Inorganic material structures with excellent properties have aroused widespread research interest in fast and long-life energy storage devices. Nanostructured titanium dioxide (TiO2), as one of the typical oxides, has become a research hotspot of anode materials for sodium ion batteries (SIB) due to its stable structure, safe use and low cost. One-dimensional (1D) TiO2 nanotubes have attracted great attention from researchers due to their large surface area, fast electron / ion transport, and short ion diffusion paths. In order to make full use of the advantages of 1D TiO2 nanotubes in ultra-fast charging sodium ion batteries, a novel structure and a simple preparation method need to be designed.
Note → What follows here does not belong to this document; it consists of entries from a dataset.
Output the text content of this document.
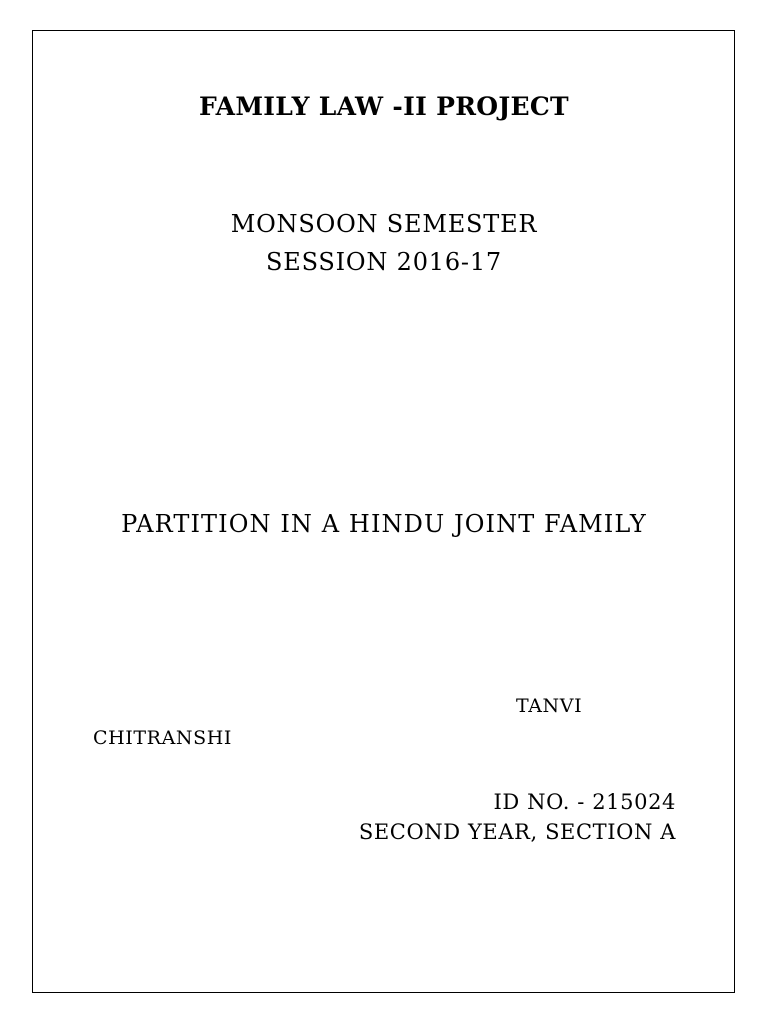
FAMILY LAW -II PROJECT
MONSOON SEMESTER
SESSION 2016-17
PARTITION IN A HINDU JOINT FAMILY
TANVI
CHITRANSHI
ID NO. - 215024
SECOND YEAR, SECTION A
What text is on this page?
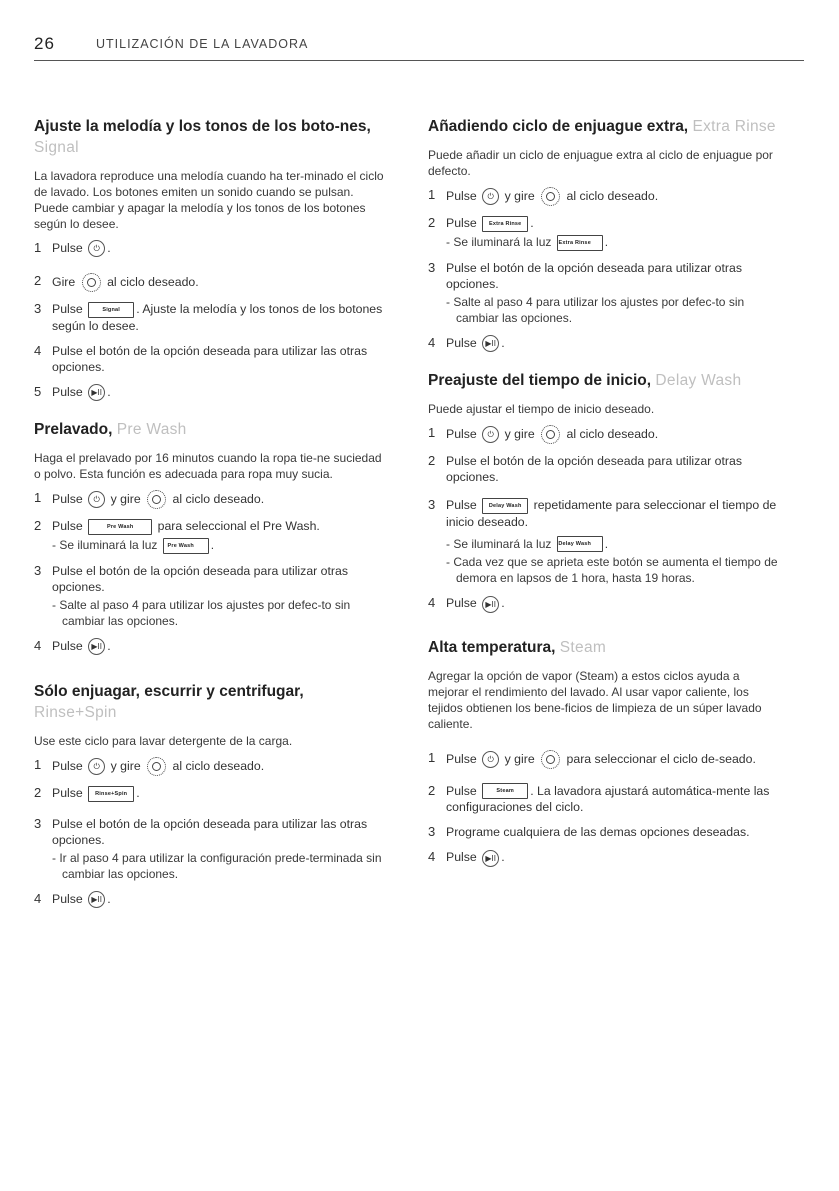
26	UTILIZACIÓN DE LA LAVADORA
Ajuste la melodía y los tonos de los boto-nes, Signal

La lavadora reproduce una melodía cuando ha ter-minado el ciclo de lavado. Los botones emiten un sonido cuando se pulsan. Puede cambiar y apagar la melodía y los tonos de los botones según lo desee.

1 Pulse ⏻ .
2 Gire	al ciclo deseado.
3 Pulse	Signal . Ajuste la melodía y los tonos de los botones según lo desee.
4 Pulse el botón de la opción deseada para utilizar las otras opciones.
5 Pulse ▶II .
Prelavado, Pre Wash

Haga el prelavado por 16 minutos cuando la ropa tie-ne suciedad o polvo. Esta función es adecuada para ropa muy sucia.

1 Pulse ⏻ y gire	al ciclo deseado.
2 Pulse	Pre Wash para seleccional el Pre Wash.
- Se iluminará la luz Pre Wash .
3 Pulse el botón de la opción deseada para utilizar otras opciones.
- Salte al paso 4 para utilizar los ajustes por defec-to sin cambiar las opciones.
4 Pulse ▶II .
Sólo enjuagar, escurrir y centrifugar,
Rinse+Spin

Use este ciclo para lavar detergente de la carga.

1 Pulse ⏻ y gire	al ciclo deseado.
2 Pulse Rinse+Spin .
3 Pulse el botón de la opción deseada para utilizar las otras opciones.
- Ir al paso 4 para utilizar la configuración prede-terminada sin cambiar las opciones.
4 Pulse ▶II .
Añadiendo ciclo de enjuague extra, Extra Rinse

Puede añadir un ciclo de enjuague extra al ciclo de enjuague por defecto.

1 Pulse ⏻ y gire	al ciclo deseado.
2 Pulse Extra Rinse .
- Se iluminará la luz Extra Rinse .
3 Pulse el botón de la opción deseada para utilizar otras opciones.
- Salte al paso 4 para utilizar los ajustes por defec-to sin cambiar las opciones.
4 Pulse ▶II .
Preajuste del tiempo de inicio, Delay Wash

Puede ajustar el tiempo de inicio deseado.

1 Pulse ⏻ y gire	al ciclo deseado.
2 Pulse el botón de la opción deseada para utilizar otras opciones.
3 Pulse Delay Wash repetidamente para seleccionar el tiempo de inicio deseado.
- Se iluminará la luz Delay Wash .
- Cada vez que se aprieta este botón se aumenta el tiempo de demora en lapsos de 1 hora, hasta 19 horas.
4 Pulse ▶II .
Alta temperatura, Steam

Agregar la opción de vapor (Steam) a estos ciclos ayuda a mejorar el rendimiento del lavado. Al usar vapor caliente, los tejidos obtienen los bene-ficios de limpieza de un súper lavado caliente.

1 Pulse ⏻ y gire	para seleccionar el ciclo de-seado.
2 Pulse	Steam . La lavadora ajustará automática-mente las configuraciones del ciclo.
3 Programe cualquiera de las demas opciones deseadas.
4 Pulse ▶II .
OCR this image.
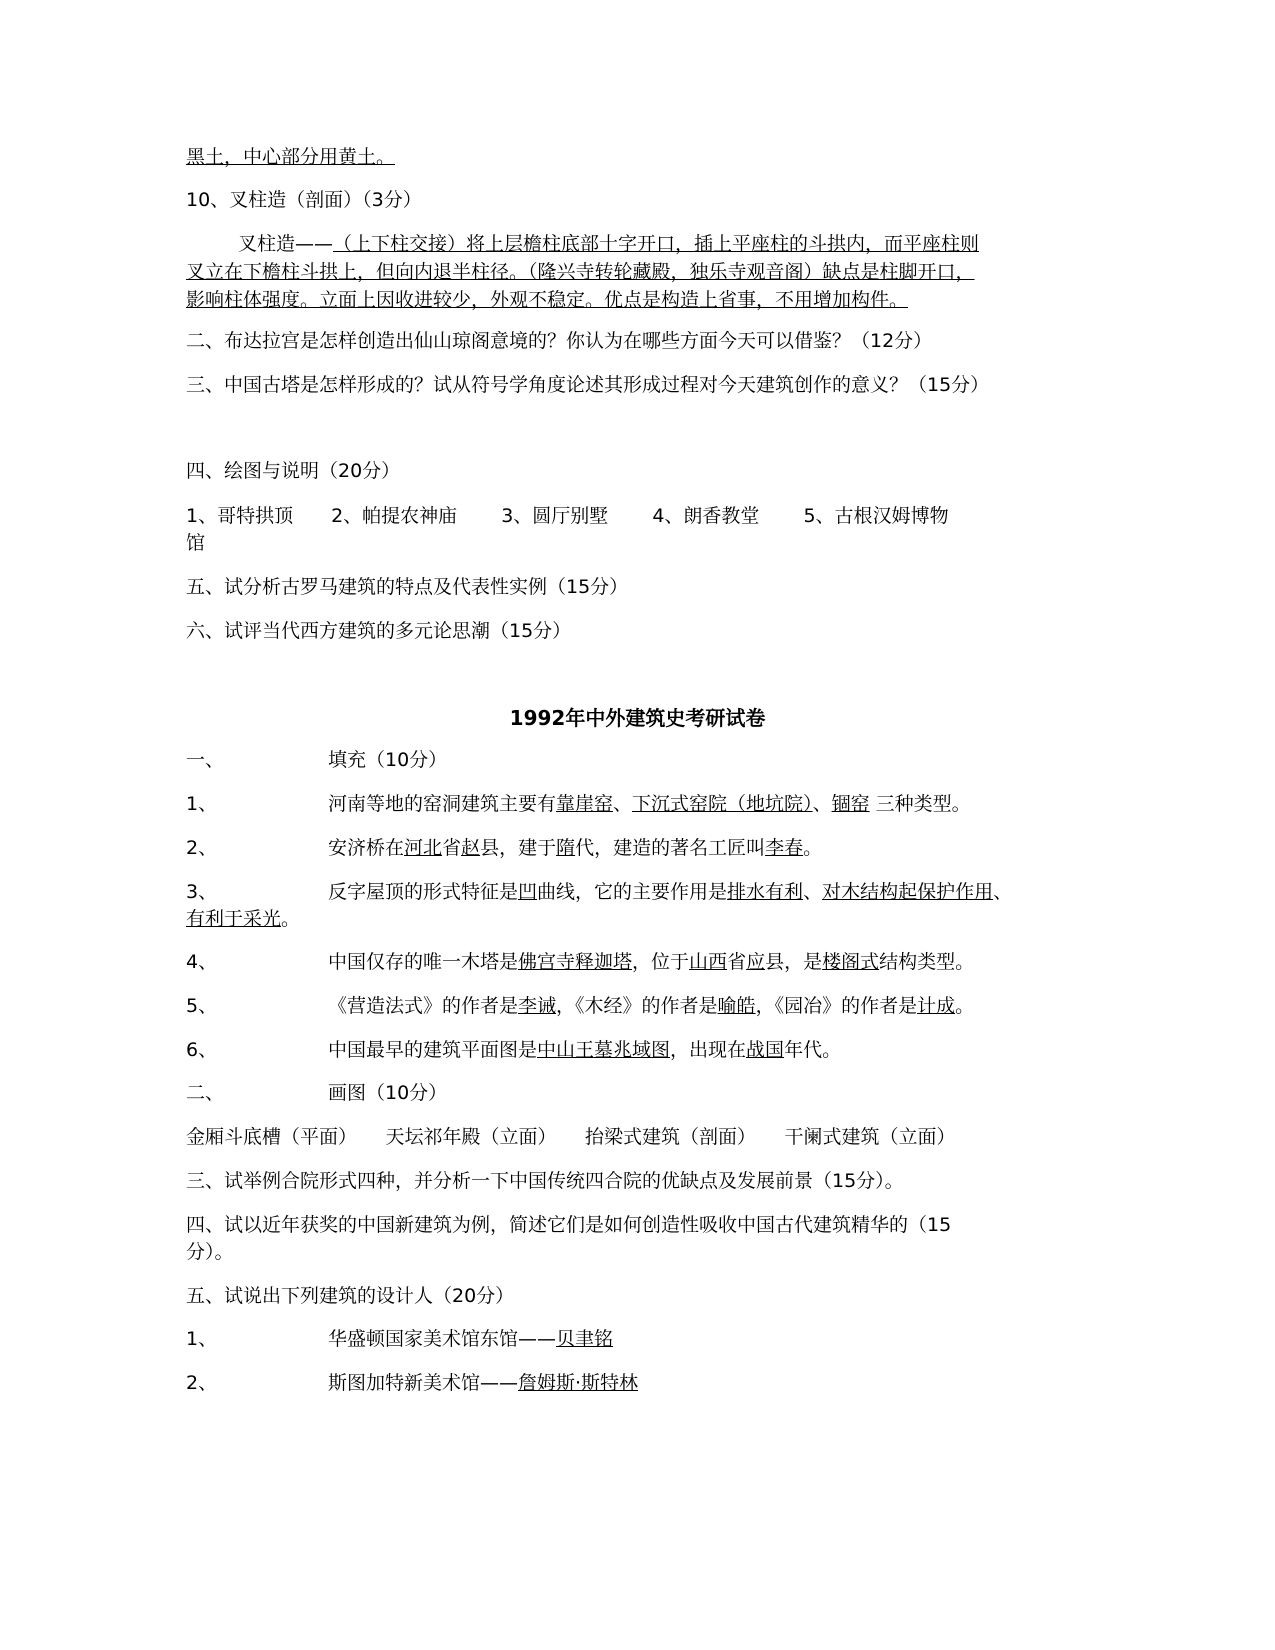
黑土，中心部分用黄土。
10、叉柱造（剖面）（3分）
叉柱造——（上下柱交接）将上层檐柱底部十字开口，插上平座柱的斗拱内，而平座柱则
叉立在下檐柱斗拱上，但向内退半柱径。（隆兴寺转轮藏殿，独乐寺观音阁）缺点是柱脚开口，
影响柱体强度。立面上因收进较少，外观不稳定。优点是构造上省事，不用增加构件。
二、布达拉宫是怎样创造出仙山琼阁意境的？你认为在哪些方面今天可以借鉴？（12分）
三、中国古塔是怎样形成的？试从符号学角度论述其形成过程对今天建筑创作的意义？（15分）
四、绘图与说明（20分）
1、哥特拱顶　　2、帕提农神庙　　 3、圆厅别墅　　 4、朗香教堂　　 5、古根汉姆博物
馆
五、试分析古罗马建筑的特点及代表性实例（15分）
六、试评当代西方建筑的多元论思潮（15分）
1992年中外建筑史考研试卷
一、	填充（10分）
1、	河南等地的窑洞建筑主要有靠崖窑、下沉式窑院（地坑院）、锢窑 三种类型。
2、	安济桥在河北省赵县，建于隋代，建造的著名工匠叫李春。
3、	反字屋顶的形式特征是凹曲线，它的主要作用是排水有利、对木结构起保护作用、
有利于采光。
4、	中国仅存的唯一木塔是佛宫寺释迦塔，位于山西省应县，是楼阁式结构类型。
5、	《营造法式》的作者是李诫，《木经》的作者是喻皓，《园冶》的作者是计成。
6、	中国最早的建筑平面图是中山王墓兆域图，出现在战国年代。
二、	画图（10分）
金厢斗底槽（平面）　　天坛祁年殿（立面）　　抬梁式建筑（剖面）　　干阑式建筑（立面）
三、试举例合院形式四种，并分析一下中国传统四合院的优缺点及发展前景（15分）。
四、试以近年获奖的中国新建筑为例，简述它们是如何创造性吸收中国古代建筑精华的（15
分）。
五、试说出下列建筑的设计人（20分）
1、	华盛顿国家美术馆东馆——贝聿铭
2、	斯图加特新美术馆——詹姆斯·斯特林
Recently, the team of Professor Naiqin Zhao from Tianjin University and Professor Qiao Shiqiao from the University of Adelaide in Australia developed a simple gel derivatization method. For the first time, a 1D slender, non-closed nanotube structure was synthesized, which has a high aspect ratio and an open tubular shape. Anatase / bronze TiO2 nano crystal wall composition, has excellent electron / ion transport and reaction kinetic properties. As a negative electrode material of SIB, this structure exhibits excellent rate and long-cycle performance: after 4,000 cycles at a current density of 16 C, it still has a capacity of 107 mAh g-1, and a capacity of 94 mAh g-1 at 32 C. The characteristics exhibited by this novel nanostructure will have good application potential in ultra-fast and long-life rechargeable batteries. The results were recently published in the top international journal Advanced Materials (IF: 21.950).
The core content of this achievement is: first, the sol-gel method was used to design and synthesize a 1D slender nanoribbon structure with a width of 80 nm, a thickness of 13 nm, and a length of several tens of microns (Fig. In a simple calcination process, the 1D slender nanoribbon structure formed a non-closed nanotube (SNT) at 400 ° C (Figure 1d), with a length of tens of microns, a diameter of 25 nm, and a thickness of 7.8 nm (Figure 2a- c). Further characterization revealed that: TiO2 SNT is composed of fine anatase / bronze TiO2 nanocrystal walls (Figure 2d). The nanometer material's structural morphology and material composition characteristics give it special properties: high aspect ratio and open internal tubular 1D nanostructures ensure high specific surface area and electron / ion transmission properties; anatase / bronze Ore TiO2 nanocrystal walls further enhance the electron / ion diffusion and sodium ion storage sites. Therefore, when TiO2 SNT is used in the negative electrode of sodium ion battery, excellent magnification and long cycle performance are obtained.